EBiz: Anything else you’d like to add?

Moberly: We’re just over 10 years old as a company and transitioned into a product-focused business over the last few years. We’ve grown without venture capital funding and currently have about 70 employees. We’re actively hiring, particularly Field Programmable Gate Array engineers.

What Does Ibeos Do?

Ibeos provides edge computing for spacecraft using GPUs that enable artificial intelligence processing. It also offers power distribution systems and batteries. These three product lines are driving its growth. About half of Ibeos’ business comes from traditional prime contractors, and the other half comes from emerging space startups.

Who Is John Moberly?

Moberly is the chief growth officer and general manager of programs at Ibeos, a developer of high-quality spacecraft avionics. These include power distribution and battery product lines and, now, an edge computing and space high performance computing product line.  

What Does John Moberly Do at Ibeos?

Moberly helps Ibeos push the technological envelope in high-performance space computing. He leads overall growth at the company while ensuring its programmatic efforts stay on schedule.

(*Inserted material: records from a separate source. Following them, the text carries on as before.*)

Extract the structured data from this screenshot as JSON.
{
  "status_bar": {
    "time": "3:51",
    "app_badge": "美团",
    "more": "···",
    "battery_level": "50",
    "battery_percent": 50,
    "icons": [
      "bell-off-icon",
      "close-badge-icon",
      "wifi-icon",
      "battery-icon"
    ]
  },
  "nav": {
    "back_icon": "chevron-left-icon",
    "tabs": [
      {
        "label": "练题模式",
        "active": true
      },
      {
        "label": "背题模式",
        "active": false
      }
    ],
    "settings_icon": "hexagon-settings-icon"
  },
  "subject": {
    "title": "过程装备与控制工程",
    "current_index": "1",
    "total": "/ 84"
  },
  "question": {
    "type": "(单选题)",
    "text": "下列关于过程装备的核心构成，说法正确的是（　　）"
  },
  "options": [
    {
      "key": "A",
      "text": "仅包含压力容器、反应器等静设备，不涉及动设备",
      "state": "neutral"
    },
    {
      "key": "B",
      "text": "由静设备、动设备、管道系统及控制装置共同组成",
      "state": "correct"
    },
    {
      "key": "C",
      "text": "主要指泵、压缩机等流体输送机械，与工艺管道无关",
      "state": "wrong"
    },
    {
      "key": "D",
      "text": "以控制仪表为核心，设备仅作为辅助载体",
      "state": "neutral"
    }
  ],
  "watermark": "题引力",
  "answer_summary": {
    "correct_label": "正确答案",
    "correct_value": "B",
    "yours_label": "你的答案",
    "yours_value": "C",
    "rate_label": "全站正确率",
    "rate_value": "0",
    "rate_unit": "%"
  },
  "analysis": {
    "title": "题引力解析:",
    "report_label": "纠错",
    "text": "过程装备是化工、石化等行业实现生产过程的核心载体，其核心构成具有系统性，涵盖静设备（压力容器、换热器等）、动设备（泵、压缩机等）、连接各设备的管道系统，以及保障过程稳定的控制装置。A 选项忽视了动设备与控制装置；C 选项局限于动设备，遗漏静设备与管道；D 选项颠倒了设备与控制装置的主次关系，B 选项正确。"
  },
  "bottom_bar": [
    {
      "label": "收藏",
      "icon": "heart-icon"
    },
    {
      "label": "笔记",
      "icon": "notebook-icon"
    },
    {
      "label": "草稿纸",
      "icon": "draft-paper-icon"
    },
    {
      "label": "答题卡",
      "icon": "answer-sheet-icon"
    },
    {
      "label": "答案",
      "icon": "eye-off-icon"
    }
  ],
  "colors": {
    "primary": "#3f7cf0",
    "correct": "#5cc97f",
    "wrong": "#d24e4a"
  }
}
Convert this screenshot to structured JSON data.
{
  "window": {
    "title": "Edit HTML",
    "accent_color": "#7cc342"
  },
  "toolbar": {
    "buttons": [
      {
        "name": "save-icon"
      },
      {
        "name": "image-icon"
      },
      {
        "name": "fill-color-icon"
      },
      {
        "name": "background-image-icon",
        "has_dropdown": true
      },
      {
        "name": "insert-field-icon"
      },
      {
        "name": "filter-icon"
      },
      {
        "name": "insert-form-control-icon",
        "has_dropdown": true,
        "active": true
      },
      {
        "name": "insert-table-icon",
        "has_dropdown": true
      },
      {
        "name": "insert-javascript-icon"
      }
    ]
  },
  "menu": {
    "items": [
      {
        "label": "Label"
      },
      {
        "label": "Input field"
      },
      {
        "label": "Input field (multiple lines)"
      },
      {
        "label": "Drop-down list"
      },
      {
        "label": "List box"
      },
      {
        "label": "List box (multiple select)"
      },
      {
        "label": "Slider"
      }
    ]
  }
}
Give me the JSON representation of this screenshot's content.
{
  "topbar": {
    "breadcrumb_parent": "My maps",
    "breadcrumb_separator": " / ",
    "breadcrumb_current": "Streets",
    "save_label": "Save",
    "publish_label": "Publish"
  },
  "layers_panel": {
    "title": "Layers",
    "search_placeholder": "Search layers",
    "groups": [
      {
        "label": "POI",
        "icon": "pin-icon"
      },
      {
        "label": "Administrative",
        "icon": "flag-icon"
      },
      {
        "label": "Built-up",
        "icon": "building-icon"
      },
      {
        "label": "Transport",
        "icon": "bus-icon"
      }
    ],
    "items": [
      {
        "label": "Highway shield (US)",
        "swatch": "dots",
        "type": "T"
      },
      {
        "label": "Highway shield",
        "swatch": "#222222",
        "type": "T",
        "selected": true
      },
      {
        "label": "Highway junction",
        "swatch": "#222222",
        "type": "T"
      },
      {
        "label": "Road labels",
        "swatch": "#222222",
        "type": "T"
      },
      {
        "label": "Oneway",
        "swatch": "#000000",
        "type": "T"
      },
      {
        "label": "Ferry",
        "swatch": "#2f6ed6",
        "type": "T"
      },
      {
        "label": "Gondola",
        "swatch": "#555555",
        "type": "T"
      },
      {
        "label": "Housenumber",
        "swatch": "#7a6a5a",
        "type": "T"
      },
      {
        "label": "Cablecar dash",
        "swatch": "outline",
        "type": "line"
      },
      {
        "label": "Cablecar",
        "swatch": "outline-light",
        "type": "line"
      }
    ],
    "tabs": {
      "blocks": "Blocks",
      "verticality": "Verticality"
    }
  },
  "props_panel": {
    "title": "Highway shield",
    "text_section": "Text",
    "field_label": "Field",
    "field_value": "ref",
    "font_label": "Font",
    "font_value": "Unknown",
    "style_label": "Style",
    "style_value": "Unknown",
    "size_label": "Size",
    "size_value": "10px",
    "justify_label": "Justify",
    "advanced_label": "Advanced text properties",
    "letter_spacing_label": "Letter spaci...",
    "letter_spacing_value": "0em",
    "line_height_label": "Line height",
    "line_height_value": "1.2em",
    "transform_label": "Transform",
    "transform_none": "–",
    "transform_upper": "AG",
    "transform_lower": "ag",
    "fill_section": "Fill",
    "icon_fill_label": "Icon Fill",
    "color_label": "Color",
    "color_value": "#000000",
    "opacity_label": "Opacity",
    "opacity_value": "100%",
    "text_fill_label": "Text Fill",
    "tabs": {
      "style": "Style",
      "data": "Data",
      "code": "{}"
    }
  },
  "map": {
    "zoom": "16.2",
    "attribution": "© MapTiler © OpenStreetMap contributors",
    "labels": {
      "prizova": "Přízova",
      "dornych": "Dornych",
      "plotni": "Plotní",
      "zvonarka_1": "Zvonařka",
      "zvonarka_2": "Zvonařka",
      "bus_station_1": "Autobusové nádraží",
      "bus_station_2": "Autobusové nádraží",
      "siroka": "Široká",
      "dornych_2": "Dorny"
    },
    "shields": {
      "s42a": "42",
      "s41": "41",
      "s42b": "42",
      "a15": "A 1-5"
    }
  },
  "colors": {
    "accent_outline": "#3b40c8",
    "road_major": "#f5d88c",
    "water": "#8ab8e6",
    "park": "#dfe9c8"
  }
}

Ibeos has developed the EDGE-1100 and Genie edge-processing solutions for space based on the AMD Ryzen graphics processing unit. They are specifically designed for the power, thermal and radiation environment of space.

Ibeos is working with Microchip Technology, an American public semiconductor corporation that developed the High Performance Space Computer, or HPSC, processor jointly with NASA funding. Ibeos will integrate this new RISC-V-based processor into Ibeos’ single-board computers for its next generation flight computer. 

Edge processing primarily falls into two categories: enabling autonomous dynamic space operations using graphics processing unit-based computer vision algorithms and on-board processing for time-sensitive missions. Then the new HPSC will enable very high speed and performance networking and processing solutions on-orbit.